Russian manicures are completely safe if they’re done properly, Lady Nadia advises. 

“With sterilised tools and (when performed) by a professional who has taken classes, and who has the experience, the Russian manicure is a safe technique (with) lots of benefits,” Lady Nadia says. 

“The only risk is if you get a nail technician who has a lack of education of this technique or is not sterilising the tools to a proper standard.” 

In other words, if you’re looking to get a Russian manicure, it’s best to leave it to the professionals instead of trying it out by yourself at home. 

“Never perform this technique at home as your cuticles can be harshly damaged,” Angelina says.

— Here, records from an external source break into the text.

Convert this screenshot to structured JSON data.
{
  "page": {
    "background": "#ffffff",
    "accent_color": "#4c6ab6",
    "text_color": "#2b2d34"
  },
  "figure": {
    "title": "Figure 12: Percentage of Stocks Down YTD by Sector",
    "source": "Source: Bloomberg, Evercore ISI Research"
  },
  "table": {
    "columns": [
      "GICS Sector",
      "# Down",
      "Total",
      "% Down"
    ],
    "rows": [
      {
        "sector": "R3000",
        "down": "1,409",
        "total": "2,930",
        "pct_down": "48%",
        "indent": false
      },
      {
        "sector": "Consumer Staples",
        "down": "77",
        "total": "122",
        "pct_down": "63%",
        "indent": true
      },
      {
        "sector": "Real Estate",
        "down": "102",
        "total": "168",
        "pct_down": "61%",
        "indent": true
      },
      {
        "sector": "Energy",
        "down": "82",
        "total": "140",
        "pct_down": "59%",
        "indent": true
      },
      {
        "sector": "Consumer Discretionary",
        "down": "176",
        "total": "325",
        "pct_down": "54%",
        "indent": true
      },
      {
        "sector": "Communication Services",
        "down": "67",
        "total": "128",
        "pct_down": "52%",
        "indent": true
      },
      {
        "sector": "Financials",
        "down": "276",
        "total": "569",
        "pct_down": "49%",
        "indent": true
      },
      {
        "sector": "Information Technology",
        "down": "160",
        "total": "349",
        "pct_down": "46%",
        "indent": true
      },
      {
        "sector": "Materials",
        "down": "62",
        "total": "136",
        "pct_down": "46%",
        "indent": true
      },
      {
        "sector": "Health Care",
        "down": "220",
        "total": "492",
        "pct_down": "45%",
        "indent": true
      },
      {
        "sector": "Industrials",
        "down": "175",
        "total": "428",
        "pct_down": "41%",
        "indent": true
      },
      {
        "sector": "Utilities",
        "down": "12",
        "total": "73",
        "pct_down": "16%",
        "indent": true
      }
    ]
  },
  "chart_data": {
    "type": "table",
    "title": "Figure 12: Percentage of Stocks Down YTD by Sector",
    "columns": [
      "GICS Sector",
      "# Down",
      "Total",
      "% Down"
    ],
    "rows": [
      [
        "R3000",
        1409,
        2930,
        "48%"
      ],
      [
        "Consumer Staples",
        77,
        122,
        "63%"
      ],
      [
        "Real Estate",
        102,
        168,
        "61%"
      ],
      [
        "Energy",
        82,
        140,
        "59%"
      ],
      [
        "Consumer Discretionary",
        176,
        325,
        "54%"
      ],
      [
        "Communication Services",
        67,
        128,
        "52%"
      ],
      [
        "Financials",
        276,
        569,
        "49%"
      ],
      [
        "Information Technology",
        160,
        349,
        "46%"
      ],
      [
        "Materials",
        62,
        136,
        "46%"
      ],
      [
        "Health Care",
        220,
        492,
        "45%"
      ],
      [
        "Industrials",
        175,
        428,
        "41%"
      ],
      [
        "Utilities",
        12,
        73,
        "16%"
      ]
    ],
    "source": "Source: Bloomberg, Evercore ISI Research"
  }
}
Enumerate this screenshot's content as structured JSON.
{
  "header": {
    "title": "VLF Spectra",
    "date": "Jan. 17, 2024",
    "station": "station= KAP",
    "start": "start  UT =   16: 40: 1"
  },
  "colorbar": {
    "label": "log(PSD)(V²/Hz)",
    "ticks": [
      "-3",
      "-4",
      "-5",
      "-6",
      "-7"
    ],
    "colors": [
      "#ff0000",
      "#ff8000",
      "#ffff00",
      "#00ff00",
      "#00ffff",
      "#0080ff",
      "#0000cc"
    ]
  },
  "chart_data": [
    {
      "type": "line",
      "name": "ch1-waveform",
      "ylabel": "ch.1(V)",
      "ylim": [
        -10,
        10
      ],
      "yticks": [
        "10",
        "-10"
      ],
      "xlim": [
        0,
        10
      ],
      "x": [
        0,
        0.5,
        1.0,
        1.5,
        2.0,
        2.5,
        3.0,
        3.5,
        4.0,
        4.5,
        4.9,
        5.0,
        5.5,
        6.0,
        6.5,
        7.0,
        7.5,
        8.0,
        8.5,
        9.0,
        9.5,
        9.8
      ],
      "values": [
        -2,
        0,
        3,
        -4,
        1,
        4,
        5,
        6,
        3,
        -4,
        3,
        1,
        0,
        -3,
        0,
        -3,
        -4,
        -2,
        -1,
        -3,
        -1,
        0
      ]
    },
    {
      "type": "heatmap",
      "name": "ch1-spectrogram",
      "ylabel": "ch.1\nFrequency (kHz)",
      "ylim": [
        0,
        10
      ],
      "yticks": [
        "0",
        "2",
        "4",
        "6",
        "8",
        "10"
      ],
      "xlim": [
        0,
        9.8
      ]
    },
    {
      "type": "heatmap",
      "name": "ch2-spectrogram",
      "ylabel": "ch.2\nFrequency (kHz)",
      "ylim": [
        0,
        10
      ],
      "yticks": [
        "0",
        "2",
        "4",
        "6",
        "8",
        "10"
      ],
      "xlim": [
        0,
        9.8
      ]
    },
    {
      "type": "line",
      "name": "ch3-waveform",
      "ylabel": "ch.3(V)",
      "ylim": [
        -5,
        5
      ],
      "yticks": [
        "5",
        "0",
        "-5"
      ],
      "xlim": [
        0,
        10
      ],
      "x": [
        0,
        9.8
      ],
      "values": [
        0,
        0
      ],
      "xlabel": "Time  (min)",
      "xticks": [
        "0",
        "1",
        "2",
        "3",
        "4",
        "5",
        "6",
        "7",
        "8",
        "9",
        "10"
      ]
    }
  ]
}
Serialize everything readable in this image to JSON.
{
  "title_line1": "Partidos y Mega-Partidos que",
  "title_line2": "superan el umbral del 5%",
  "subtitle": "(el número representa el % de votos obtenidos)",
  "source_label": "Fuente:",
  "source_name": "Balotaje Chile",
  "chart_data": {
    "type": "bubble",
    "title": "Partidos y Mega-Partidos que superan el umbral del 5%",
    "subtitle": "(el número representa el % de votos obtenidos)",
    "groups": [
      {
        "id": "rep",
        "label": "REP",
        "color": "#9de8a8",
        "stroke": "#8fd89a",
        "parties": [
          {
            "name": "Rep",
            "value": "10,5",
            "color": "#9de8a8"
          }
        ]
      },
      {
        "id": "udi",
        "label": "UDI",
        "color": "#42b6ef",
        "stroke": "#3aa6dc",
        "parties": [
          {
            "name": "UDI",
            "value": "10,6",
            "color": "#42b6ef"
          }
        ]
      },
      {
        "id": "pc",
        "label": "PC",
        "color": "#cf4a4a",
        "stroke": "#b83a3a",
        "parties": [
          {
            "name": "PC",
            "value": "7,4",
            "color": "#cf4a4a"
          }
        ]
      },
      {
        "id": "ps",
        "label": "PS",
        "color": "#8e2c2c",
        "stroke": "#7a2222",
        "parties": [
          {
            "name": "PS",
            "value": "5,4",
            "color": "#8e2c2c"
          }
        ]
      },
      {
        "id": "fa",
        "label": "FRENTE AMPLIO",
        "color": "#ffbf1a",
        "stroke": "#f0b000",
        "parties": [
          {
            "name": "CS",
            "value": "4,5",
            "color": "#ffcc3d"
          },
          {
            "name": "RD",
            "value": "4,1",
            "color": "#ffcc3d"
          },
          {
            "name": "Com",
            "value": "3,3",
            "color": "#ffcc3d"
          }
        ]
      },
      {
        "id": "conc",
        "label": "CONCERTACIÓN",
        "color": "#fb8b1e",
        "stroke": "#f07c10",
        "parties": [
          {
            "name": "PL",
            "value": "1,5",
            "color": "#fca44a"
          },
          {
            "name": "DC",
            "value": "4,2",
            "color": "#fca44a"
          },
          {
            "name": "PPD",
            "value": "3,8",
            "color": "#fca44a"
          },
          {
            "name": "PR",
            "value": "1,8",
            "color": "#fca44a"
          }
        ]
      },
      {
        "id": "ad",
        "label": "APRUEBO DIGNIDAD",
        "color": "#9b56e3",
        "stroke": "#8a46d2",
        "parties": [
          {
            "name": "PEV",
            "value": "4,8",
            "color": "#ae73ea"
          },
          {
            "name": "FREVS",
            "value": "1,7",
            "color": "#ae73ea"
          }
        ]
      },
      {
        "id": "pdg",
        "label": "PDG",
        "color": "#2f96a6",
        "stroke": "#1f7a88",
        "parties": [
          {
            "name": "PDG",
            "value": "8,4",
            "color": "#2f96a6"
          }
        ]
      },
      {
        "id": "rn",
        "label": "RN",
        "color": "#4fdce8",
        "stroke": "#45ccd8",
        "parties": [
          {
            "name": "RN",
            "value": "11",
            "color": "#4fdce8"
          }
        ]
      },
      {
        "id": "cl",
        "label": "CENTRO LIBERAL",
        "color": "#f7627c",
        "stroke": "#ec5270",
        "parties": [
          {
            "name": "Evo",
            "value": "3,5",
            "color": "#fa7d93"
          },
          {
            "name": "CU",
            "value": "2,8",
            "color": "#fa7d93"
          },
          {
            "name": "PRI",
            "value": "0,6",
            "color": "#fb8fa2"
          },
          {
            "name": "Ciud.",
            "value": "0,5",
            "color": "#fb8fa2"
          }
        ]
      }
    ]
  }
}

“This (damage) is possible by either overfilling, dinting with e-file bits, or placing too much pressure on the nail bed.

“By cutting your own cuticles, you also risk the chance of infection because at-home instruments don’t go through the proper sterilisation process.”

What are the benefits of Russian manicures?

“Russian manicures prevent the dry cracking of cuticles, or any hangnail, and the technique extends the longevity of your manicure,” Angelina says.

“The detailed cuticle work means the gel is applied closer to the cuticle, which can give you an extra one to two weeks of wear, before the natural nail regrowth is noticeable.”

Does a Russian manicure use UV light?

Russian manicures don’t usually require UV light, Lady Nadia says. 

“Only an LED light or lamp is needed if you are wanting to get a gel overlay to finish your Russian manicure as it dries the product,” she explains. 

“However, be rest assured that it does not do any damage to the nails at all.”

How to extend your Russian manicure

“The advice I give to all my clients is ‘don’t use your nails as tools, treat them as jewels’,” Angelina says.

She encourages daily use of cuticle oil and hand cream to promote nail health between appointments.

“Always use a nail file over clippers, and wear gloves when doing any sort of housework where chemicals are involved,” Angelina says.